Historically, I don't think the concept would have worked well. The infrared seekers in the analog electronics days were fiddly. Listen to the radio recordings of the USN pilots splashing Libyan SU-22s and MiG-23s; they spend a lot of time trying to get good missile lock tone. I think the hand-off from SARH to IR homing would have been technically challenging. It's probably much easier with modern digital electronics.

Heating of the sensor dome doesn't seem like that much of a problem. A lot of AIM-9 models had gas-cooled seeker heads. The AIM-9 was also a lock-on-before-launch missile, so on the gas-cooled models the host aircraft would need to pump argon to chill the seeker heads to get them up to ideal sensitivity.

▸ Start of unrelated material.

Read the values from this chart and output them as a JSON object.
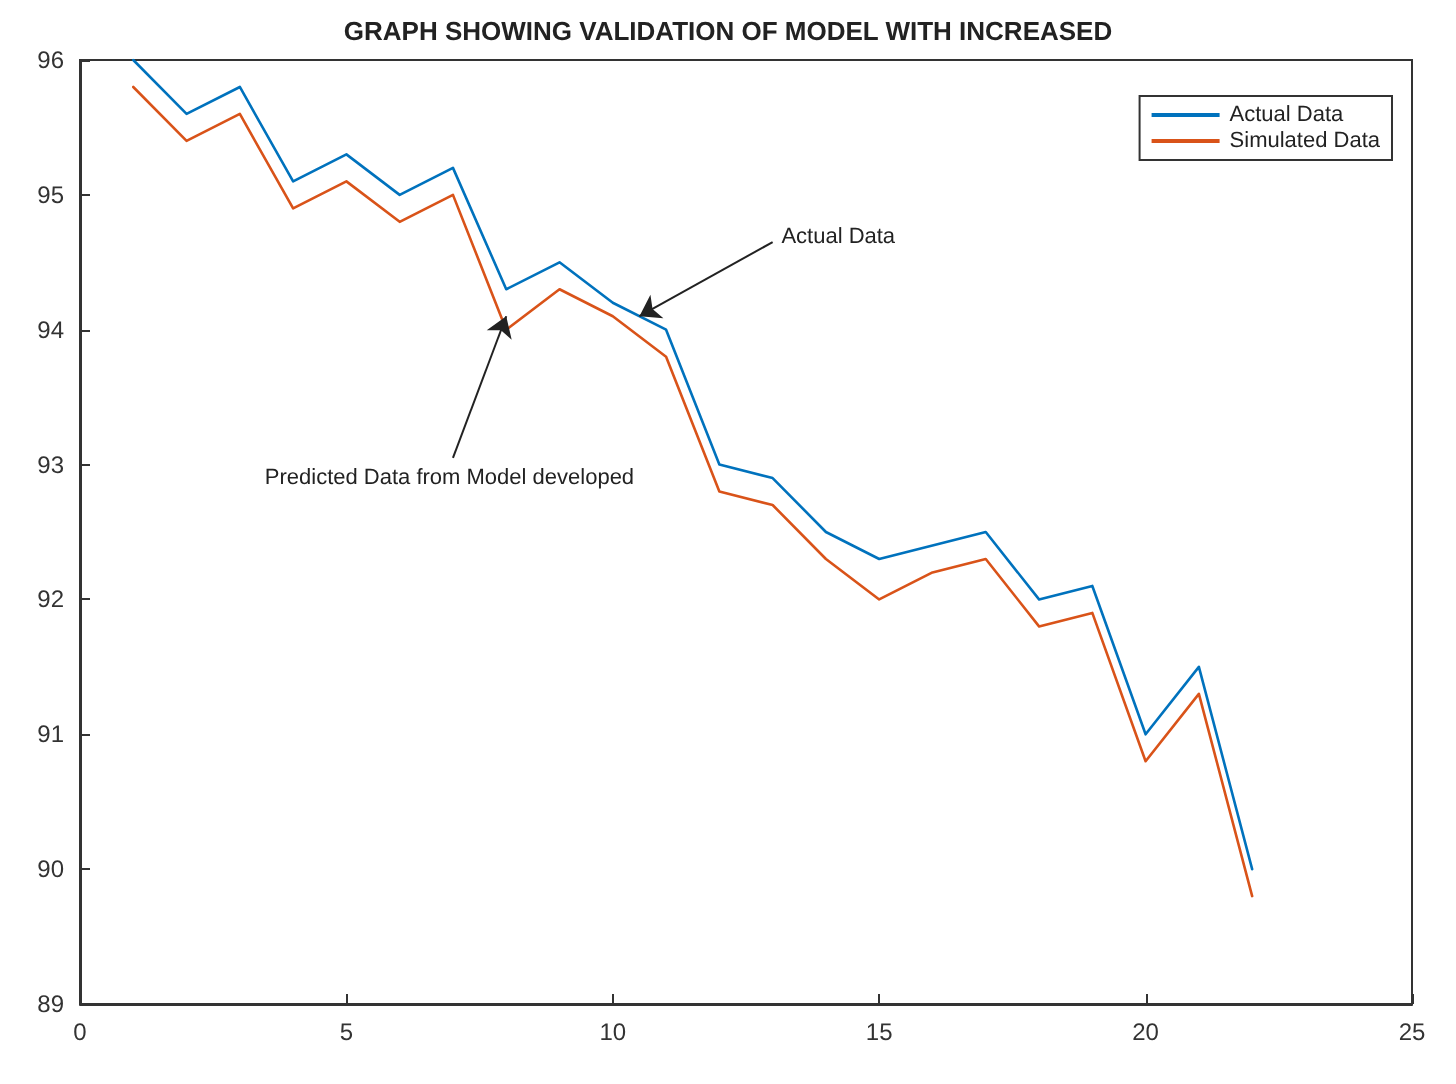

On a hypothetical long range AAM with terminal IR homing, just include a little tank of evaporative refrigerant to flash-chill the seeker head right before the sensor hand-off from radar to IR occurs. True, the tank would need to be on the missile, but it wouldn't need to last as long because the IR seeker is only being used in the very last phase of the missile's flight. This is a long range AAM we're talking about, so a coolant tank wouldn't be an enormous mass driver, relatively speaking.